Union-Find Node-Suspension decoder for the planar lattice with union-find plot.

Has all class attributes, methods, and nested figure classes from ufns.sim.Planar, with additional parameters below. Default values for these parameters can be supplied via a decoders.ini file under the section of [ufns] (see decoders._template.read_config).

The plotting class initiates a qsurface.plot object. For its usage, see Usage.

Parameters
  • step_bucket (bool, optional) – Waits for user after every occupied bucket. Default is false.

  • step_cluster (bool, optional) – Waits for user after growth of every cluster. Default is false.

  • step_node (bool, optional) – Waits for user after growth of every node. Default is false.
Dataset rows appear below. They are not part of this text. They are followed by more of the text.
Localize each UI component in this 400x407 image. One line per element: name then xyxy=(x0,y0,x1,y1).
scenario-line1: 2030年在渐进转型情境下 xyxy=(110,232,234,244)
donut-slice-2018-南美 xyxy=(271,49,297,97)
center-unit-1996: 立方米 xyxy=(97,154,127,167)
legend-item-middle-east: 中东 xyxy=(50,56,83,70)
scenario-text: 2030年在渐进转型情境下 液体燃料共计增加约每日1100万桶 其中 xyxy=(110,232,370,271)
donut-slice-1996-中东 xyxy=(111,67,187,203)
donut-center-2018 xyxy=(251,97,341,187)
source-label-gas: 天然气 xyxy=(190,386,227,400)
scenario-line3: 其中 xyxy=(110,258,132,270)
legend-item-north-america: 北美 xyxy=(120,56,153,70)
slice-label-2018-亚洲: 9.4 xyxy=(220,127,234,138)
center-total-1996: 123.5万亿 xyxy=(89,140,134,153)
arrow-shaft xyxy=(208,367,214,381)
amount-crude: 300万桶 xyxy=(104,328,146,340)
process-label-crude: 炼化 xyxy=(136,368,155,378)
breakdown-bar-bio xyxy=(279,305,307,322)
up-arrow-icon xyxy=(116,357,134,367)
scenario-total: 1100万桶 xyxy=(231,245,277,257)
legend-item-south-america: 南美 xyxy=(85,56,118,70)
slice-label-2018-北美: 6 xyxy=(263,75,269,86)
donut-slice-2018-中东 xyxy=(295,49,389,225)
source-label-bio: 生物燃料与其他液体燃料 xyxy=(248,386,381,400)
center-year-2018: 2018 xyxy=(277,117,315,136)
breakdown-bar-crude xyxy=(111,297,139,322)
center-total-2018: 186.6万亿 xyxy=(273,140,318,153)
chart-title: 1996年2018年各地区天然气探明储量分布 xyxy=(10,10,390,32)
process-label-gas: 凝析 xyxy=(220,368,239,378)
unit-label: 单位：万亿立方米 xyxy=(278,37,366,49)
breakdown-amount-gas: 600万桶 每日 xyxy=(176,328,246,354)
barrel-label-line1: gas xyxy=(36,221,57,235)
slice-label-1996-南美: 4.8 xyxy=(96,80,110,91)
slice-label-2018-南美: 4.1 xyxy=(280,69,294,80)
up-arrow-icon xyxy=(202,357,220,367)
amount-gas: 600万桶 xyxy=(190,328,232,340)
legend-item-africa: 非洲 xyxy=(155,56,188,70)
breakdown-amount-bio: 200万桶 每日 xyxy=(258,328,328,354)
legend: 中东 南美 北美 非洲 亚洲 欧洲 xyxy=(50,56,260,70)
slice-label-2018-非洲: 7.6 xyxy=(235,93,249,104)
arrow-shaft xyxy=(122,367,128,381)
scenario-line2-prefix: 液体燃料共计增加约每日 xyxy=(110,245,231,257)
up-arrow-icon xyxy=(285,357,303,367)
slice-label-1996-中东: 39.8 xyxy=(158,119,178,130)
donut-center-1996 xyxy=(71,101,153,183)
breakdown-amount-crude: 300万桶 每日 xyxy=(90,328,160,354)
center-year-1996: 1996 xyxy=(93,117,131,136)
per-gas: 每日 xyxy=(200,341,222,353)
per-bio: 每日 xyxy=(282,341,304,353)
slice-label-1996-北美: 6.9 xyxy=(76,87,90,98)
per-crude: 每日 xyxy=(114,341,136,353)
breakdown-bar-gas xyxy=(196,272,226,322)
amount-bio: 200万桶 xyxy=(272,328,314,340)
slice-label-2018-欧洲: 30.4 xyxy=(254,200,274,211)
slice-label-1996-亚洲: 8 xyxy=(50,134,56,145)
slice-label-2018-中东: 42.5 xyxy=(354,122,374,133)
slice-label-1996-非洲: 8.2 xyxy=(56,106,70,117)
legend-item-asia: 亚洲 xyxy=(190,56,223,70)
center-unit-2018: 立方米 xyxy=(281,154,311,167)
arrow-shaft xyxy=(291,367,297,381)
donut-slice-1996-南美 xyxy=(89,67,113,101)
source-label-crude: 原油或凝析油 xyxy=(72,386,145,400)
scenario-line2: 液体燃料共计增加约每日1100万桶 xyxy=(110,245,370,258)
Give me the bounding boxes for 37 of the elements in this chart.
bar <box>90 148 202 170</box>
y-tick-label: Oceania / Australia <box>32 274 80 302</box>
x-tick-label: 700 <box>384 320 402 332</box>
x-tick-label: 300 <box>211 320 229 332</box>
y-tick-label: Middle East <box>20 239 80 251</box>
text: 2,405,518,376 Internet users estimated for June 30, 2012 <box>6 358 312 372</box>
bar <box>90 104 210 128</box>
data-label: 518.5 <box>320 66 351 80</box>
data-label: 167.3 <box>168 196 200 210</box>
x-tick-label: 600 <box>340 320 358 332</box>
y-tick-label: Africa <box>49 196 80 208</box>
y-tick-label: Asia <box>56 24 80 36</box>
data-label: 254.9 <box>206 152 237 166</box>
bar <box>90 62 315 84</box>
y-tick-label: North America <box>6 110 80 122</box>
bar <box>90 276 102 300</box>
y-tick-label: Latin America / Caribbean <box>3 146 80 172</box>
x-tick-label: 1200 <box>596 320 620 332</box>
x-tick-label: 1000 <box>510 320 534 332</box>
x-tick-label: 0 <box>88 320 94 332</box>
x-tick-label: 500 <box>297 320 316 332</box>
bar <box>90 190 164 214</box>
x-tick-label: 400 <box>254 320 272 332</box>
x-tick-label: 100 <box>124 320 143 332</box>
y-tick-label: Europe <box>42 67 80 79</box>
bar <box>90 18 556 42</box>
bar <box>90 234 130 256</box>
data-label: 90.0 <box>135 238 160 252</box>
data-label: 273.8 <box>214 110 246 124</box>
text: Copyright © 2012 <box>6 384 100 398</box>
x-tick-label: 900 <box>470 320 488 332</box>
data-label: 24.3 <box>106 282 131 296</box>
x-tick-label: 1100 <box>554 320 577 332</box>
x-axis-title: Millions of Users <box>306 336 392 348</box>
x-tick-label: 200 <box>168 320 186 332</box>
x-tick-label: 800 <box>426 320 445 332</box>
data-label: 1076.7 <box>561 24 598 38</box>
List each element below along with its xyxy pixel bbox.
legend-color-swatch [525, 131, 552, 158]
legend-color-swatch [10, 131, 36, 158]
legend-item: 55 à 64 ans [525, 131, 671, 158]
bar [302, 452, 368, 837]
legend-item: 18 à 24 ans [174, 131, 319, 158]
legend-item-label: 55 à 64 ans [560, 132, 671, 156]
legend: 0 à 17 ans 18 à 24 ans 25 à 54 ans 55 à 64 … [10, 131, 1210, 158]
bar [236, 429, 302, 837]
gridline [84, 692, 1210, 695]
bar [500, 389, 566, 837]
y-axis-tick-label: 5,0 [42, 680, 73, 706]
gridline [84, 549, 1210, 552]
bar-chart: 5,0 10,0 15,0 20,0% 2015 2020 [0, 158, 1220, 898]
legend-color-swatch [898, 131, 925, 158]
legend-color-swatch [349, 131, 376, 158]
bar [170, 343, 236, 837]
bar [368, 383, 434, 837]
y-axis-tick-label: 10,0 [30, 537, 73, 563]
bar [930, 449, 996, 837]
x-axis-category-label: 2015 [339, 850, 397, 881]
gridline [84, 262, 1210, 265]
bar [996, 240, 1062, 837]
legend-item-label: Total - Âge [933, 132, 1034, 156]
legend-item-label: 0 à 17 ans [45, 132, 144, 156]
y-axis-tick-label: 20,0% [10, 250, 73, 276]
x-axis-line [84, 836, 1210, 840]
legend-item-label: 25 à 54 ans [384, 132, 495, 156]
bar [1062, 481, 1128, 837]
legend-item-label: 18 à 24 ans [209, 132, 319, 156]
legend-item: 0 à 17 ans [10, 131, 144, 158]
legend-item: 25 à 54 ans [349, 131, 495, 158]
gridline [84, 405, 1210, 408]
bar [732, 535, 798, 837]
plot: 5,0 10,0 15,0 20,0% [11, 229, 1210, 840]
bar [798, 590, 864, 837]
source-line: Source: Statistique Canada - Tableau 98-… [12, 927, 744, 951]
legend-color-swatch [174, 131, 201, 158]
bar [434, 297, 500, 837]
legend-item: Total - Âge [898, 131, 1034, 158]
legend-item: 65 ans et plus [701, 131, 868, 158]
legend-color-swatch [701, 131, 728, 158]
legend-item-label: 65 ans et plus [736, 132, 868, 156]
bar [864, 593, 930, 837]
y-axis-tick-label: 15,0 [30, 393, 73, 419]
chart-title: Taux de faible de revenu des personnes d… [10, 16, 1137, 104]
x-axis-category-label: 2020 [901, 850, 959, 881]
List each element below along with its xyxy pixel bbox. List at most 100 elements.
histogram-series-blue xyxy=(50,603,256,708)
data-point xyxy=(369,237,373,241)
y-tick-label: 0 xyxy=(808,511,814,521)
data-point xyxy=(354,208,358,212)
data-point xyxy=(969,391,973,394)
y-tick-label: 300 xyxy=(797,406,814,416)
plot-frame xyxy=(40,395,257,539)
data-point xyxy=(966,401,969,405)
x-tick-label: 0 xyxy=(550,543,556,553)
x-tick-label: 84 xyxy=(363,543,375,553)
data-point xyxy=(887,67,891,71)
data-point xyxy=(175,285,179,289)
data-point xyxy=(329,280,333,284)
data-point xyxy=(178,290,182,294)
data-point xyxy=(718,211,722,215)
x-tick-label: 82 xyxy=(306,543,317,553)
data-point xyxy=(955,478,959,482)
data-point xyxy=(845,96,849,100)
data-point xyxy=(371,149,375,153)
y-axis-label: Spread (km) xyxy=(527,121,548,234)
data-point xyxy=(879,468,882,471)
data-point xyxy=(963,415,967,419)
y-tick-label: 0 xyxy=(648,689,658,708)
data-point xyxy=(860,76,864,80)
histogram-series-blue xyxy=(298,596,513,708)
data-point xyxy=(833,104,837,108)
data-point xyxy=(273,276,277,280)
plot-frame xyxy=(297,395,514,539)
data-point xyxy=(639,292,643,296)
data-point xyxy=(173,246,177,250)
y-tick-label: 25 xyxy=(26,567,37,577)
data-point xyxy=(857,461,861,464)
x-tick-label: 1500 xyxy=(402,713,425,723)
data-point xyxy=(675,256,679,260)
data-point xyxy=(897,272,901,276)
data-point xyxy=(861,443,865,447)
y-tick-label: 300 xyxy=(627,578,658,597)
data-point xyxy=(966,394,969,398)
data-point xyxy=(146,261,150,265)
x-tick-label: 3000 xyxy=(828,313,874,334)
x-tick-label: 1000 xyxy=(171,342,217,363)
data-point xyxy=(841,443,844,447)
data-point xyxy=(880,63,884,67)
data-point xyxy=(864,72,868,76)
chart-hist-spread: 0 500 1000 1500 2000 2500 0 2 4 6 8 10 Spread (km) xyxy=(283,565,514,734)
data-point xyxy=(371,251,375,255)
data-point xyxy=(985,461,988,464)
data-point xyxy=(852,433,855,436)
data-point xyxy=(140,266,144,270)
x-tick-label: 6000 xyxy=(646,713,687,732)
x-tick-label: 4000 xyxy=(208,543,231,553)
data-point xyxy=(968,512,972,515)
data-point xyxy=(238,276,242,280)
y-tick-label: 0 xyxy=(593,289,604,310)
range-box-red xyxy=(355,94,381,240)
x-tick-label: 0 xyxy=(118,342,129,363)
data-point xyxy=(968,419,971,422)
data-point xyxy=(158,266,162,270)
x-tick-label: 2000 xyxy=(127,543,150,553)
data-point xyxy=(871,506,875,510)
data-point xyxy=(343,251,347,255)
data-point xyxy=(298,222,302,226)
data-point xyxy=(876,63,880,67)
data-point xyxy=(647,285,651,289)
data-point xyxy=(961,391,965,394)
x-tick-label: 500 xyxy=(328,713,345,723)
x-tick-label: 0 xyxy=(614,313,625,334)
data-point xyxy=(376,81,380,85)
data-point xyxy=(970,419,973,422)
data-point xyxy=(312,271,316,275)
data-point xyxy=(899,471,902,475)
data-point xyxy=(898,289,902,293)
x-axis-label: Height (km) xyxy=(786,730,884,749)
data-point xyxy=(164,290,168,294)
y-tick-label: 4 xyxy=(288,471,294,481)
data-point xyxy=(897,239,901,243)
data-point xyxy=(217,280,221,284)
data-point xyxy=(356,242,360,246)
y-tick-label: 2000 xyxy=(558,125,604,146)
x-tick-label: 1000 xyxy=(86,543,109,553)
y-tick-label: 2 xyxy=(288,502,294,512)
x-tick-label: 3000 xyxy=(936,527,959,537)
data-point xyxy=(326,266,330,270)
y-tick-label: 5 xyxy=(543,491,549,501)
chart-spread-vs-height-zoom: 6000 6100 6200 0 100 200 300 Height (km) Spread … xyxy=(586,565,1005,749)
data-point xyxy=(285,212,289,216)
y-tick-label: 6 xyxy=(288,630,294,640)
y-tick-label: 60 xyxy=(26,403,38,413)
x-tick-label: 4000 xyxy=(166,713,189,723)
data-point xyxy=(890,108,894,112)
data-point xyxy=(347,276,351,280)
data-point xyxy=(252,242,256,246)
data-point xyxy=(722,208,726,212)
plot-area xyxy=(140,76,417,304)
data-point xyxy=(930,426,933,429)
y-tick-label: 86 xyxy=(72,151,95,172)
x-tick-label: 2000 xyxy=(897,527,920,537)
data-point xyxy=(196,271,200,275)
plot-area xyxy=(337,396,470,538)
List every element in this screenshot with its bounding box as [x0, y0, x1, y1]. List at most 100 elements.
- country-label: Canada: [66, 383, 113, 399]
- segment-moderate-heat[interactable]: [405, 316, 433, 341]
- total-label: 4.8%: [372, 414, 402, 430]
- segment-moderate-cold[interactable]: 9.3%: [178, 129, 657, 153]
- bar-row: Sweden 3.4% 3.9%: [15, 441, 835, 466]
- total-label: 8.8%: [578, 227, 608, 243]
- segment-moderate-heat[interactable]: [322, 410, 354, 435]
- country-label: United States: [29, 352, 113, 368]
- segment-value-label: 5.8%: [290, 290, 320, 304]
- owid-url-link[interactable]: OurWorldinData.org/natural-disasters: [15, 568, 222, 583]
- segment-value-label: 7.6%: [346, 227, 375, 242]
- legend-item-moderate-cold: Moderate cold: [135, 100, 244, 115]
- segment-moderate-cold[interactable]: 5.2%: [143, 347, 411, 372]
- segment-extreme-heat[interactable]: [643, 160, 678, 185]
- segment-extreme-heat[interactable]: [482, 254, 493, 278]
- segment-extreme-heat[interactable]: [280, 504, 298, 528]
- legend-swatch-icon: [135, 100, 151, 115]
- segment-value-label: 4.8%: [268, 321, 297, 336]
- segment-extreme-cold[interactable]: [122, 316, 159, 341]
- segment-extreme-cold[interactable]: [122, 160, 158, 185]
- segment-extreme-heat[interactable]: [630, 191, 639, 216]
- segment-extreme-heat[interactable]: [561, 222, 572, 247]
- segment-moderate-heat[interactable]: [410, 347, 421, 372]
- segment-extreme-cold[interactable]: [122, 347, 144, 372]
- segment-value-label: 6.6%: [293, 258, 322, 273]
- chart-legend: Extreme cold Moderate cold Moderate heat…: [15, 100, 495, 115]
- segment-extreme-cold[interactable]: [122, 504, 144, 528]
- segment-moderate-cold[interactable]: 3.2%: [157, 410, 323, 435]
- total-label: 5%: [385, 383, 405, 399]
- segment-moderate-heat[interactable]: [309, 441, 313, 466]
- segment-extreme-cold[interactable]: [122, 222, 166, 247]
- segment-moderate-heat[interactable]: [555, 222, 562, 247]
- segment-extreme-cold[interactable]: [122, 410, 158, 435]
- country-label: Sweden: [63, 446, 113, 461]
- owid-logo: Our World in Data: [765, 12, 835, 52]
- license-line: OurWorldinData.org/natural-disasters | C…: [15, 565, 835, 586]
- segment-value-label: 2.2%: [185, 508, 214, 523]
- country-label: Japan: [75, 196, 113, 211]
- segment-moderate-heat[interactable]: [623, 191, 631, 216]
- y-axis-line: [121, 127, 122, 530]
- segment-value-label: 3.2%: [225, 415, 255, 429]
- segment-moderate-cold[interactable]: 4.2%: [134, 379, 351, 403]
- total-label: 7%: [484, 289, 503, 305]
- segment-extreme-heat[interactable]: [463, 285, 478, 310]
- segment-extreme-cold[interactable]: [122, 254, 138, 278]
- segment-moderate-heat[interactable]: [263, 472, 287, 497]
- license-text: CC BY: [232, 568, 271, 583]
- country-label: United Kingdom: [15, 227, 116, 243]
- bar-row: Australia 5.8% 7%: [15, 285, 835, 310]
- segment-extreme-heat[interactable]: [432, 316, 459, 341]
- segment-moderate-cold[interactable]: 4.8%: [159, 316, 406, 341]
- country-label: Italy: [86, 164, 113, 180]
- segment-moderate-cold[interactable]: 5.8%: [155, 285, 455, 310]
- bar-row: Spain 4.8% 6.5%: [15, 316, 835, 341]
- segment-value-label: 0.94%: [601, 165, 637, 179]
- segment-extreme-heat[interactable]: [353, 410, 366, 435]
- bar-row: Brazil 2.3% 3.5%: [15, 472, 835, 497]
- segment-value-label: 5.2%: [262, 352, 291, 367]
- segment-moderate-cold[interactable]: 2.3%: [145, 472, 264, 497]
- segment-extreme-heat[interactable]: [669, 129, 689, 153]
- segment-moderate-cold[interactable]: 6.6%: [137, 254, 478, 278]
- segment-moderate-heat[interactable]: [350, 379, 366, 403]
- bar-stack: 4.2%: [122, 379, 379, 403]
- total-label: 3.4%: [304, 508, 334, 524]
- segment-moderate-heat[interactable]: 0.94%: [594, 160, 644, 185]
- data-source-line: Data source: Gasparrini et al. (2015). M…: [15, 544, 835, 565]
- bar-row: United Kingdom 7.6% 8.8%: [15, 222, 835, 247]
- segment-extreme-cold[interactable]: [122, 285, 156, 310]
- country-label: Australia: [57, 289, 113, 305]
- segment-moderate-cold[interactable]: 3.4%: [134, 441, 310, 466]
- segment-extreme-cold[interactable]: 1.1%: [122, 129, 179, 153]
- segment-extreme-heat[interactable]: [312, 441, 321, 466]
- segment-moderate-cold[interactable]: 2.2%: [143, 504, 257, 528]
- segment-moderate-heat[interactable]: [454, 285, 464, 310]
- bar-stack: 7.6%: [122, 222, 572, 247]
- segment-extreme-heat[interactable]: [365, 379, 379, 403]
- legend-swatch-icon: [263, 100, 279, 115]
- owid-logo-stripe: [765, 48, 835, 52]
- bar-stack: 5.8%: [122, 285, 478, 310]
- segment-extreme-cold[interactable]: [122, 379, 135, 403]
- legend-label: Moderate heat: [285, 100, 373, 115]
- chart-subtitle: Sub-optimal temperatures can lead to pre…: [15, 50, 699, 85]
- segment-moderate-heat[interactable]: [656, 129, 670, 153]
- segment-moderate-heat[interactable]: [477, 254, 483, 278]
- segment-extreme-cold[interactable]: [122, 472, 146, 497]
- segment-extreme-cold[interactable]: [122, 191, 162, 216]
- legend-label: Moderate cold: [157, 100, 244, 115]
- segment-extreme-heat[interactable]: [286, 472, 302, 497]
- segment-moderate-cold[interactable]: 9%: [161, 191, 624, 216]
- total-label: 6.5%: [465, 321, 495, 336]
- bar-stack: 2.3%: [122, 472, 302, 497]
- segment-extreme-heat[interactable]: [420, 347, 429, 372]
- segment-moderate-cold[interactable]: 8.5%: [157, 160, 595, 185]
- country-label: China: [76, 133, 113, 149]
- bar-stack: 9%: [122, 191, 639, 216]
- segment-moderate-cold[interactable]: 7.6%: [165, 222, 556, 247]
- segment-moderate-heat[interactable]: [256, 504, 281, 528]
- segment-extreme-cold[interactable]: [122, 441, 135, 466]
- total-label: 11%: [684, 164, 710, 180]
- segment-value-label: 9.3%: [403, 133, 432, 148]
  • step_cycle (bool, optional) – Waits for user after every edge removed due to cycle detection. Default is false.

  • step_peel (bool, optional) – Waits for user after every edge removed during peeling. Default is false.

hu2020thesis

Hu, Mark Shui, Quasilinear Time Decoding Algorithm for Topological Codes with High Error Threshold, DOI: 10.13140/RG.2.2.13495.96162, 2020.